The road from Queen Alia Airport to Amman leads past an Ikea shop. The blue and yellow cube glows in the night like a welcome sign, Arabic characters on one side and European on the other. It's Thursday, 3:30 am. My boyfriend and I drive into the city with the windows open, a soft wind coming towards us. Four weeks in Amman lie ahead of me. It is the third time I will be living and working temporarily in the Jordanian capital.

Four million people live in Amman. That is almost twice as many as in the whole of Namibia, the country where I spend most of the year. The city is bustling; brimming with history, art and style, it never really settles down. I fell in love with Amman on my first visit in November 2022. Despite the fact that I never really liked big cities and prefer to think of myself as someone who likes peace and quiet.

Amman is a city that engages all your senses. The choice of exceptionally delicious food seems endless, from street-side falafel stalls to chic rooftop restaurants overlooking the city's sprawling hills and rooftops. Strolling down the notorious Rainbow Street, you can experience both.

At Al Quds, locals and tourists queue up to grab a falafel sandwich or two, each costing less than a Jordanian dinar. An elderly man collects the banknotes, while behind the counter men in aprons fry falafel by the minute. Inside and outside the small stall hang pictures of the King and the royal family. Since the visit of the monarchs, at the latest, Al Quds has gained cult status.

In a side street not far away hides Books at cafe - art studio, bookshop, restaurant and rooftop bar all in one.

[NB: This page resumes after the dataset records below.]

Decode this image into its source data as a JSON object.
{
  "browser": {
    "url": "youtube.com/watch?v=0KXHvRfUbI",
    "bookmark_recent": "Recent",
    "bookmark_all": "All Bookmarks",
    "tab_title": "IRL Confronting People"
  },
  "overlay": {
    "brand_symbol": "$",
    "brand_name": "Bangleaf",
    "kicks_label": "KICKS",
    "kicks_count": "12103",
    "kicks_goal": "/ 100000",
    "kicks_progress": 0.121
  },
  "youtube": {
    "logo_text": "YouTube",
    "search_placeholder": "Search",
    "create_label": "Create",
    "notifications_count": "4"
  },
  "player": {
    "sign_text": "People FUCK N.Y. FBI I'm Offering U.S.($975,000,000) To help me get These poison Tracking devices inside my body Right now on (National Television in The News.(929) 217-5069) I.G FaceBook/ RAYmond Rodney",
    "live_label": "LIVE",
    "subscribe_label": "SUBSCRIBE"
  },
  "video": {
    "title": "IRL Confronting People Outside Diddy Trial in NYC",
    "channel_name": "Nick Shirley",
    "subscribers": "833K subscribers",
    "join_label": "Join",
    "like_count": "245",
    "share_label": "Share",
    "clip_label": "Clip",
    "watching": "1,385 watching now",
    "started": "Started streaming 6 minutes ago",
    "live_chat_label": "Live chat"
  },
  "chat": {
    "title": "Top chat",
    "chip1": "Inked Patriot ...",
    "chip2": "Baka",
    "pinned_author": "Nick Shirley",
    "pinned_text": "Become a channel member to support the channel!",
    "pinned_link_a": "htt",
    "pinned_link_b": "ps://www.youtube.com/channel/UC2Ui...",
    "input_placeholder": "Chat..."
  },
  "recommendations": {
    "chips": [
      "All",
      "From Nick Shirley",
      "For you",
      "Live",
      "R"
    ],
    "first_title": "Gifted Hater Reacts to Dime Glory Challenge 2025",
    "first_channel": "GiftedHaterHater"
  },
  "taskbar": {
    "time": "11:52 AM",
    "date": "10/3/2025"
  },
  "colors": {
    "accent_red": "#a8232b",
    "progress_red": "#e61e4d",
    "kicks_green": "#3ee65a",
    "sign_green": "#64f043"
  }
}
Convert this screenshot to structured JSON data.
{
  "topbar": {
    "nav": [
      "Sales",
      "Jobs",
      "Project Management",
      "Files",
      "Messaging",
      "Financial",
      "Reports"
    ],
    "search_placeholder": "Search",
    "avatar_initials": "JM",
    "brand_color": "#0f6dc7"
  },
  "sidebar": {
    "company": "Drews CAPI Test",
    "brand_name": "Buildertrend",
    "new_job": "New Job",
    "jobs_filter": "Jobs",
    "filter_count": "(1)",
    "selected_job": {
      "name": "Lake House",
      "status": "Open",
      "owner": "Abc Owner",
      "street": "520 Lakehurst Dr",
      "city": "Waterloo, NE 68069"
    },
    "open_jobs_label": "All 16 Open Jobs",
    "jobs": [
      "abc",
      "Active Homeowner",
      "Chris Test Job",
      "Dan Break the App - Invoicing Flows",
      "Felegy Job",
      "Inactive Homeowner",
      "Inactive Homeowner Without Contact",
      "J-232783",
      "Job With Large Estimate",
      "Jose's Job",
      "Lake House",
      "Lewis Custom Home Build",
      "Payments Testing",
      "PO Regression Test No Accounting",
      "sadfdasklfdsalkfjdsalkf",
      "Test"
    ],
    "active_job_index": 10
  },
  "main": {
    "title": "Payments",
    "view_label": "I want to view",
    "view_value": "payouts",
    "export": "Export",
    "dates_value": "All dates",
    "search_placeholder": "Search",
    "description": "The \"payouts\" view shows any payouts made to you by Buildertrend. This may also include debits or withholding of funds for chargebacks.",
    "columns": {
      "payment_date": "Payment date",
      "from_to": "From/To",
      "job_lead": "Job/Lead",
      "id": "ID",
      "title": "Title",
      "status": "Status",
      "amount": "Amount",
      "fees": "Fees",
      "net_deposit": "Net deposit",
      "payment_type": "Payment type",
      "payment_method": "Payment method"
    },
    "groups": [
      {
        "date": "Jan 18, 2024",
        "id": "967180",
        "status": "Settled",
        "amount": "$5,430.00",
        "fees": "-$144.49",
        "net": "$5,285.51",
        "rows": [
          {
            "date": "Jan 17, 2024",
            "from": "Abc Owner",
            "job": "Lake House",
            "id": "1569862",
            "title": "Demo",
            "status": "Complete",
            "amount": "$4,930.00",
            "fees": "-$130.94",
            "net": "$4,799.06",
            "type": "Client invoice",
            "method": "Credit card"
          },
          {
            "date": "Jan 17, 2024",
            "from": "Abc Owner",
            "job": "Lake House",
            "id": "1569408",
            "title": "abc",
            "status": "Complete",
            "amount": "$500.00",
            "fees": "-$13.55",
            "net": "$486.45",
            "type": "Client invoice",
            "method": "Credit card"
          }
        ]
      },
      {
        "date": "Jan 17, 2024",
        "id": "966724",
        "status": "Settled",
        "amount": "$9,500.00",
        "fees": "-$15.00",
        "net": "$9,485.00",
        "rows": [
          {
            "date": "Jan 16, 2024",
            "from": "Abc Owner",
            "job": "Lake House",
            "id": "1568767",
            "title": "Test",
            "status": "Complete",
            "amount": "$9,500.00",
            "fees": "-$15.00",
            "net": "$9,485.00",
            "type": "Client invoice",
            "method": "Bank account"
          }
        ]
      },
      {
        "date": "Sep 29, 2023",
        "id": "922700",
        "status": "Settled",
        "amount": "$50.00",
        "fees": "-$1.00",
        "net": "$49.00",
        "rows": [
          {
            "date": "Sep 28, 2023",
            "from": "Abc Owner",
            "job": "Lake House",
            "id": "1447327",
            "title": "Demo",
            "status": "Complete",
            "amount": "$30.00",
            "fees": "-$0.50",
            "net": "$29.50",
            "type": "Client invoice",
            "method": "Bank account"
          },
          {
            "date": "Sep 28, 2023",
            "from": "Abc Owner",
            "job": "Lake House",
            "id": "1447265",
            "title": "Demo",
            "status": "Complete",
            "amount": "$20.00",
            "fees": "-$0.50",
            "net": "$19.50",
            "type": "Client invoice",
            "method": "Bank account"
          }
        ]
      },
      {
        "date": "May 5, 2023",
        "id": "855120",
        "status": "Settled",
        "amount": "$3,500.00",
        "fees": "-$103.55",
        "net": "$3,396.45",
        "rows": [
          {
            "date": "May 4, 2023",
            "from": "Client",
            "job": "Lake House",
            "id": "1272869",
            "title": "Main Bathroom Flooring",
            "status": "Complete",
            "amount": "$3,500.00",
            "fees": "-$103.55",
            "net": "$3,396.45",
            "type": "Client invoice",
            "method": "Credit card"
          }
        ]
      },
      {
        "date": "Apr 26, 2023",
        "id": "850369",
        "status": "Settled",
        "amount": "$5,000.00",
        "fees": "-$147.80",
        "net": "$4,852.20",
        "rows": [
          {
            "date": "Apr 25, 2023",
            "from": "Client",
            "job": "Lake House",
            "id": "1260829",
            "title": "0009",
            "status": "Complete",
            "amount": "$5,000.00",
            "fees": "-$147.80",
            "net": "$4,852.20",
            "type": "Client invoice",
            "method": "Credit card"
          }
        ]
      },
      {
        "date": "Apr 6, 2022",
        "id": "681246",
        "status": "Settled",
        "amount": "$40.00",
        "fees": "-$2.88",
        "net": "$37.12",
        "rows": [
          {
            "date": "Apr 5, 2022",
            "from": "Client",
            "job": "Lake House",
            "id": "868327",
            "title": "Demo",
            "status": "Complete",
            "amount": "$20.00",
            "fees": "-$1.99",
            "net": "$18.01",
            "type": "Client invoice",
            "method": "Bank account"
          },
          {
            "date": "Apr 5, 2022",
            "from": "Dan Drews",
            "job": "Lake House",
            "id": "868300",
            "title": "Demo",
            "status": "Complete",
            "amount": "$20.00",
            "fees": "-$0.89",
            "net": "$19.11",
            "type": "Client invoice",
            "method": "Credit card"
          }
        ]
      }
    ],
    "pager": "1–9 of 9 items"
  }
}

The address is popular both among students and families, locals and tourists. For brunch, one can enjoy a tray of Arab classics such as falafel and hummus, covering the entire table and all imaginable flavours.

Here, in the neighborhood of Jabal Amman, Jordanian street art has its home. My favorite painting shows a woman with three faces, her eyes seem lifeless and lost. A few swallows fly around her heads. They are free. The woman is not.

All the impressions in Amman send my thoughts and senses on a journey, to places I have not been before. In the last months I have often felt like the woman with three faces. As we rush past the blue and yellow Ikea-letters, the soft wind carries away the feeling of being lost. In this moment I am free, just like the swallows.